206. Maridito Azúcar

 

206. Maridito Azúcar

No nos fue mal en Nueva York, a pesar de que estábamos en compañía de Alpin. A Tito Ricatierra le gusta mucho esta ciudad, tanto en su versión mágica como en la  mortal. Conoce ambas al dedillo. Cuando Alpin le preguntó, “Si vas a comprar moda femenina, ¿por qué no vas a París?”, el tito respondió que solo los americanos iban a París. “Incluso hoy, que ha cambiado tanto, está lleno de fantasmas de yankees que se creen que han sido buenos y se merecen eternizar ahí. Los malditos yankees se van a Sírap, que es el París del infierno.”

“No tenía ni idea que hubiese un París en el infierno,” dije yo.

“Ahí no falta de nada,” dijo el tito, “pero en versión infernal siempre. Como esos días que todo va mal.”

“¿Has estado?”

“¿Qué dices? Yo no me acerco por ese lugar ni cuando se me llevan los demonios. Preferiría vagar entre tinieblas con Juanito el Farol hasta el final de los tiempos que ingresar ahí. Bueno, una vez tuve que ir a sacar de ahí a una gente que tenía que estar fuera. Pero no profundicé. Reuní a esa gente en la entrada y cogimos puerta.  Yo no, pero algunas de mis ex mujeres sí lo conocían bien. Y me contaban cosas. Hay que tener amigos hasta en el infierno, Arley. Bueno, amigos lo que se dice amigos, los tengo mejores aquí en el Nueva York feérico. Y vamos a verles.”

 Los amigos del tito resultaron ser unos enanos holandeses con los que jugaba a los bolos de niño y que ahora le vendían diamantones. Nos recomendaron un restaurante llamado Van Winkle’s cuando el tito les contó quién era Alpin.

“Yo no sé nada de la cocina holandesa más que lo del queso ese que se viste de rojo para disfrazarse de bola, no sé con qué propósito, probablemente para que nadie lo coma,” dijo Alpin. “Y tampoco creo que nadie sepa nada de esa cuisine. Los holandeses no deben ser nadie en el mundo gastronómico. Pero estoy dispuesto a darle a esos calzazuecos una oportunidad de sorprender y agradarme.”

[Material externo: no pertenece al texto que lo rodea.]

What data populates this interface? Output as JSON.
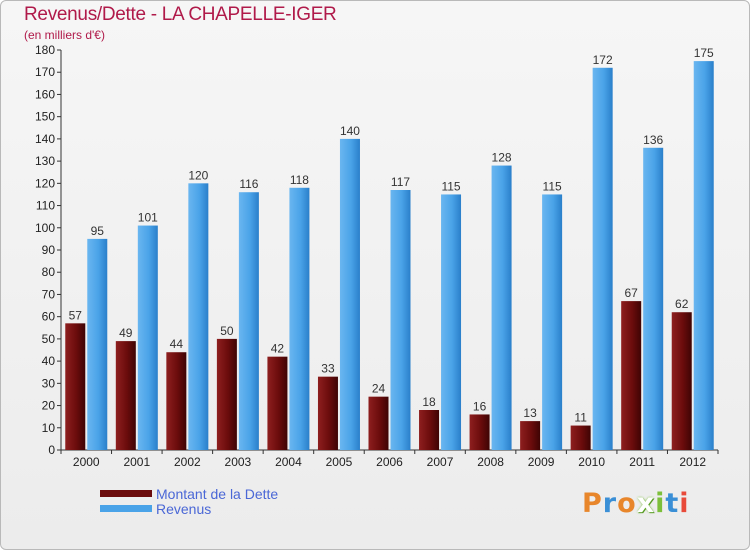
{
  "chart_data": {
    "type": "bar",
    "title": "Revenus/Dette - LA CHAPELLE-IGER",
    "subtitle": "(en milliers d'€)",
    "categories": [
      "2000",
      "2001",
      "2002",
      "2003",
      "2004",
      "2005",
      "2006",
      "2007",
      "2008",
      "2009",
      "2010",
      "2011",
      "2012"
    ],
    "series": [
      {
        "name": "Montant de la Dette",
        "color": "#6b0c0c",
        "values": [
          57,
          49,
          44,
          50,
          42,
          33,
          24,
          18,
          16,
          13,
          11,
          67,
          62
        ]
      },
      {
        "name": "Revenus",
        "color": "#4aa3e8",
        "values": [
          95,
          101,
          120,
          116,
          118,
          140,
          117,
          115,
          128,
          115,
          172,
          136,
          175
        ]
      }
    ],
    "ylim": [
      0,
      180
    ],
    "yticks": [
      0,
      10,
      20,
      30,
      40,
      50,
      60,
      70,
      80,
      90,
      100,
      110,
      120,
      130,
      140,
      150,
      160,
      170,
      180
    ],
    "grid": false,
    "legend_position": "bottom-left"
  },
  "logo": {
    "text": "Proxiti",
    "colors": [
      "#e8862b",
      "#3a8fd6",
      "#e8862b",
      "#ffffff",
      "#7cbf3a",
      "#3a8fd6",
      "#e84a3a"
    ]
  }
}
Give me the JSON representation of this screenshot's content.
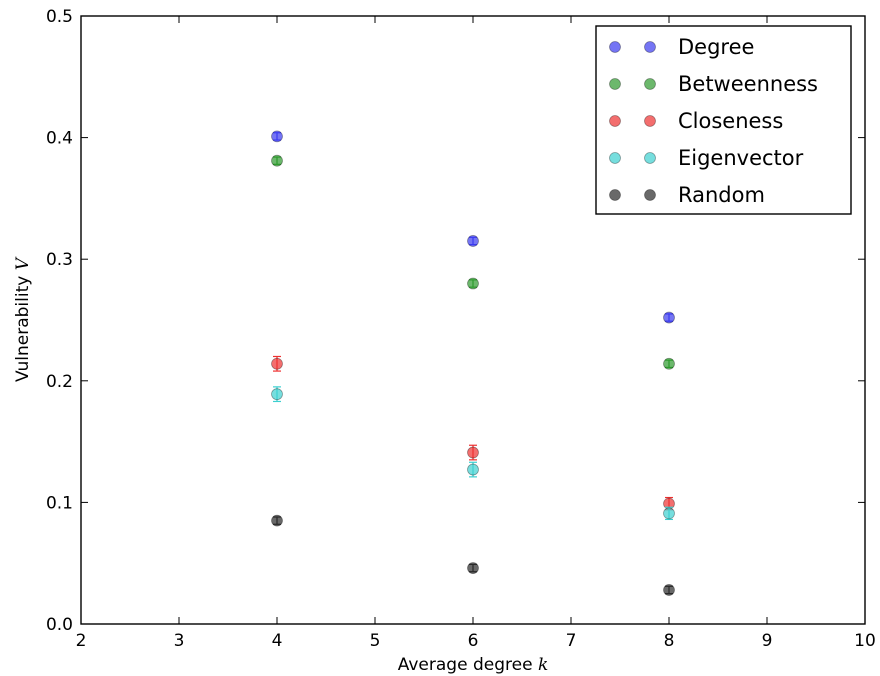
{
  "chart_data": {
    "type": "scatter",
    "xlabel": "Average degree",
    "xlabel_symbol": "k",
    "ylabel": "Vulnerability",
    "ylabel_symbol": "V",
    "xlim": [
      2,
      10
    ],
    "ylim": [
      0.0,
      0.5
    ],
    "xticks": [
      "2",
      "3",
      "4",
      "5",
      "6",
      "7",
      "8",
      "9",
      "10"
    ],
    "yticks": [
      "0.0",
      "0.1",
      "0.2",
      "0.3",
      "0.4",
      "0.5"
    ],
    "grid": false,
    "legend_position": "top-right",
    "x": [
      4,
      6,
      8
    ],
    "series": [
      {
        "name": "Degree",
        "color": "#3b3bf0",
        "values": [
          0.401,
          0.315,
          0.252
        ],
        "errors": [
          0.003,
          0.003,
          0.003
        ]
      },
      {
        "name": "Betweenness",
        "color": "#2e9a2e",
        "values": [
          0.381,
          0.28,
          0.214
        ],
        "errors": [
          0.003,
          0.003,
          0.003
        ]
      },
      {
        "name": "Closeness",
        "color": "#ee3030",
        "values": [
          0.214,
          0.141,
          0.099
        ],
        "errors": [
          0.006,
          0.006,
          0.005
        ]
      },
      {
        "name": "Eigenvector",
        "color": "#3cd0d0",
        "values": [
          0.189,
          0.127,
          0.091
        ],
        "errors": [
          0.006,
          0.006,
          0.005
        ]
      },
      {
        "name": "Random",
        "color": "#2a2a2a",
        "values": [
          0.085,
          0.046,
          0.028
        ],
        "errors": [
          0.003,
          0.003,
          0.003
        ]
      }
    ]
  }
}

El restaurante resultó ser un acierto, dadas nuestras circunstancias. No era muy lujoso. Un montón de mobiliario de madera por todas partes y unos molinos de viento canijos decorando las mesas junto a unos floreritos con tulipanes diminutos. Los camareros dijeron que ellos se ocuparían de servirnos un largo y ancho que incluiría todas sus especialidades y que no hacía falta que pidiésemos nada. En la mesa había como aperitivo un bandejado de patatas fritas junto a un cuenco de mayonesa. Cuando Alpin agarró la bandeja e hizo que todas las patatas se deslizasen al interior de su boca, uno de los enanitos se le acercó como con curiosidad. Alpin alzó el cuenco para tragarse la mayonesa y el enanito dijo, “Oops!” y dejó caer unos polvos que brillaban sobre la mayonesa. Alpin se la tragó igualmente, tras decirle, “¡Torpe! ¡Trae más!” al duendecillo. Y en cuestión de segundos, Alpin estaba roque. Los enanos le tendieron sobre el largo banco en el que estaba sentado y pusieron un cojín naranja bajo su cabeza.

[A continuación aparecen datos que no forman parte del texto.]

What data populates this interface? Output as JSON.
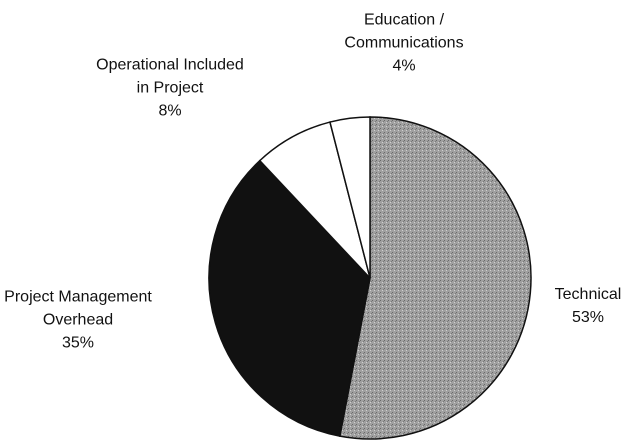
{
  "chart_data": {
    "type": "pie",
    "categories": [
      "Technical",
      "Project Management\nOverhead",
      "Operational Included\nin Project",
      "Education /\nCommunications"
    ],
    "values": [
      53,
      35,
      8,
      4
    ],
    "value_labels": [
      "53%",
      "35%",
      "8%",
      "4%"
    ],
    "colors": [
      "#9b9b9b",
      "#111111",
      "#ffffff",
      "#ffffff"
    ]
  }
}
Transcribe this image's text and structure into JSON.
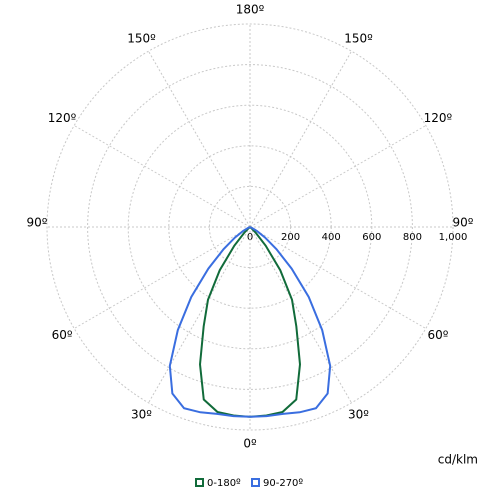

“Y ahora, señores, pueden pedir ustedes lo que deseen comer. Ahí tienen la carta. Su invitado dormirá hasta que le despertemos. Pueden comer tranquilos, que los primeros veinte años de sueño están totalmente garantizados. Soñará con stamppot y bitterbollen, salchichas ahumadas y arenque en salmuera, oliebollen, tarta de manzana con toneles de nata, panqueques dulces y salados, langosta de los mares del norte, sopa de guisantes, un rijsttafel muy completito  y mucho más, y despertará creyendo que ha comido más que los equipos de fútbol de la liga de gigantes. Este banquete de ensueño es lo más barato que hay en nuestro menú, así que ni por dinero hay que preocuparse.”

Entonces el camarero tomó nuestra comanda y el tito y yo comimos con relativa tranquilidad, estropeada únicamente por los ronquidos de Alpin.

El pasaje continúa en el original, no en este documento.